Bad Reasons to Get a New Tool

There is something truly exciting about getting a new tool, similar to getting a new car. It's new, it's "leading edge," and there's the promise that it will smooth away the bumps in the road. While a new tool can indeed solve current issues and propel you to new levels of speed and efficiency, there are plenty of bad reasons for replacing an existing tool. Let's look at four of them.

Bad Reason #1: I Saw a Cool Demo

Perhaps you went to a business conference and saw a really well done demo. The business scenario was such a good match to your own, the screens were uncluttered and colorful, and the tool looked intuitive and powerful. Or you took advantage of one of the popular webinars to get a glimpse of the tool and came away thrilled after a few glimpses. The sales rep said that implementations typically take only a few weeks with an ROI to match. Should you jump? Probably not if you are basically satisfied with your tool and you saw the demo only by chance. Let's face it: demos, for the most part, look great. If there's a good product manager, the business scenario will be realistic and sometimes eerily close to your own situation, and sleek screens and good workflows can be put together easily to match the scenario even if they are not part of the basic tool. This is a key point: demos can show anything, and it's often very difficult even for practiced eyes to distinguish between what's part of the out-of-the-box tool and what's customized. Chances are that the out-of-the-box tool does not have those very screens and workflows that you admired so much in the demo. (In , "Shopping for CRM Systems," we'll discuss how to get realistic demos.) On the other hand, if you saw the demo because you determined, perhaps through one of the tests above, that your tool is indeed weak and in need of a replacement, then a positive outcome means that you should consider the tool in more detail. Because demos can lie so easily and powerfully, as discussed above, you need to temper your enthusiasm with serious research before you make a decision. But a good demo makes for a tool that's worth investigating and we will show you how in the chapters to come.
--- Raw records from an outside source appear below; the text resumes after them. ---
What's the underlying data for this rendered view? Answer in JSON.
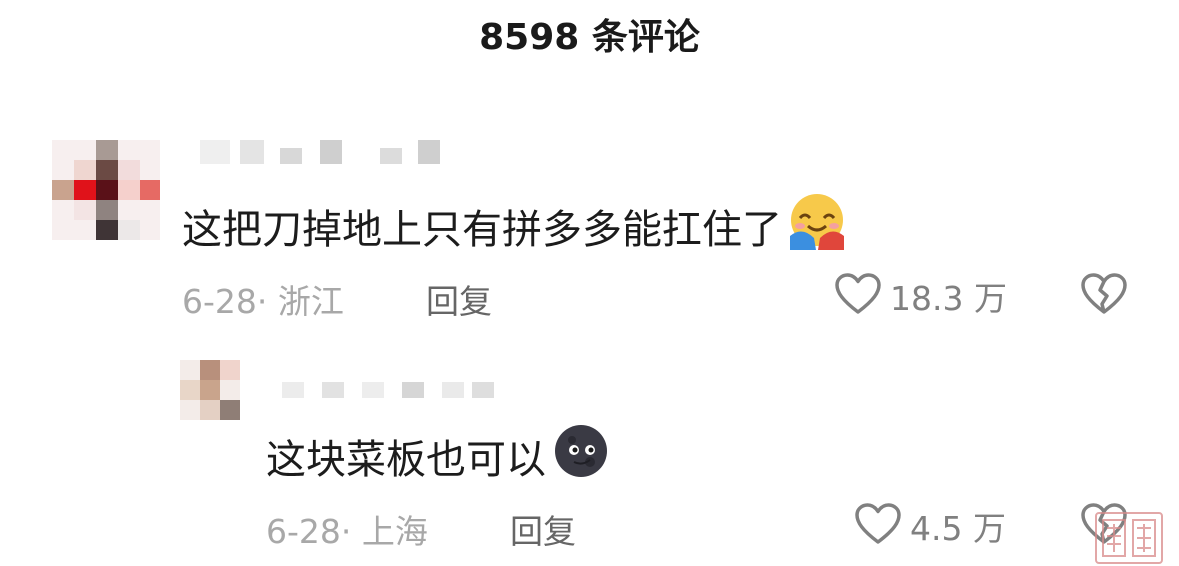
{
  "header": {
    "title": "8598 条评论"
  },
  "comments": [
    {
      "text": "这把刀掉地上只有拼多多能扛住了",
      "emoji": "hugging-face-emoji",
      "date": "6-28",
      "location": "浙江",
      "reply_label": "回复",
      "likes": "18.3 万"
    },
    {
      "text": "这块菜板也可以",
      "emoji": "new-moon-face-emoji",
      "date": "6-28",
      "location": "上海",
      "reply_label": "回复",
      "likes": "4.5 万"
    }
  ],
  "colors": {
    "text": "#1c1c1c",
    "meta": "#a8a8a8",
    "reply": "#666666",
    "icon": "#808080"
  }
}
Bad Reason #2: We Need to Keep Up With the Joneses

So your good friend, colleague, and rival tells you that her company just invested a good seven-figure sum into a new CRM tool that is now up and running, gives your friend great metrics, and, you surmise, is generating plenty of positive attention for her from the rest of the management team. You are running on a basic, older tool. Should you upgrade? If your only motivation is to keep up with your friend, the answer is no. Go buy yourself a new car or whatever else will make you feel better. Revel in the knowledge that you can invest the big bucks your friend spent into something else such as a new advertising campaign, a bevy of sales reps, or a brand-new reproduction lab for support. On the other hand, if you have determined that you need to upgrade, your friend's experience is a great opportunity to get an unbiased demo with plenty of information on the real requirements for a successful implementation. You should investigate other tools since your requirements may be different, and you will definitively end up with a different implementation even if you do choose the same tool, but direct hands-on experience is always precious during the selection phase.

Bad Reason #3: I Don't Have The Latest Technology (But the Current Tool Works)

This is similar to bad reason #2 above, but with a twist. You're not so much jealous of a particular colleague, but you suffer from a simple case of technology envy. (In other words, it's not the new BMW in your neighbor's driveway you are lusting after; it's the knowledge that such a beautiful driving machine exists). It may be that you do indeed need the new technology. For instance, if your tool doesn't support chat and your customers are asking for it, loudly, you may well need to implement a chat solution. But if your impetus comes solely from your love of technology, then you should just sit tight. After all, new technology typically requires a few years to settle down and it's always wise to leave to others the experience of the bleeding edge.

Bad Reason #4: I Got A Call From A Sales Rep

You got a cold call, and you actually took it, and the sales rep was very persuasive and told you that this new tool would simply revolutionize the way you do business. Time to jump? Call me cynical, but your buying the tool would primarily revolutionize the sales rep's commission. Remember that, by itself, a tool cannot solve all problems. If you do not have a CRM tool problem today, then your time is better spent on other issues.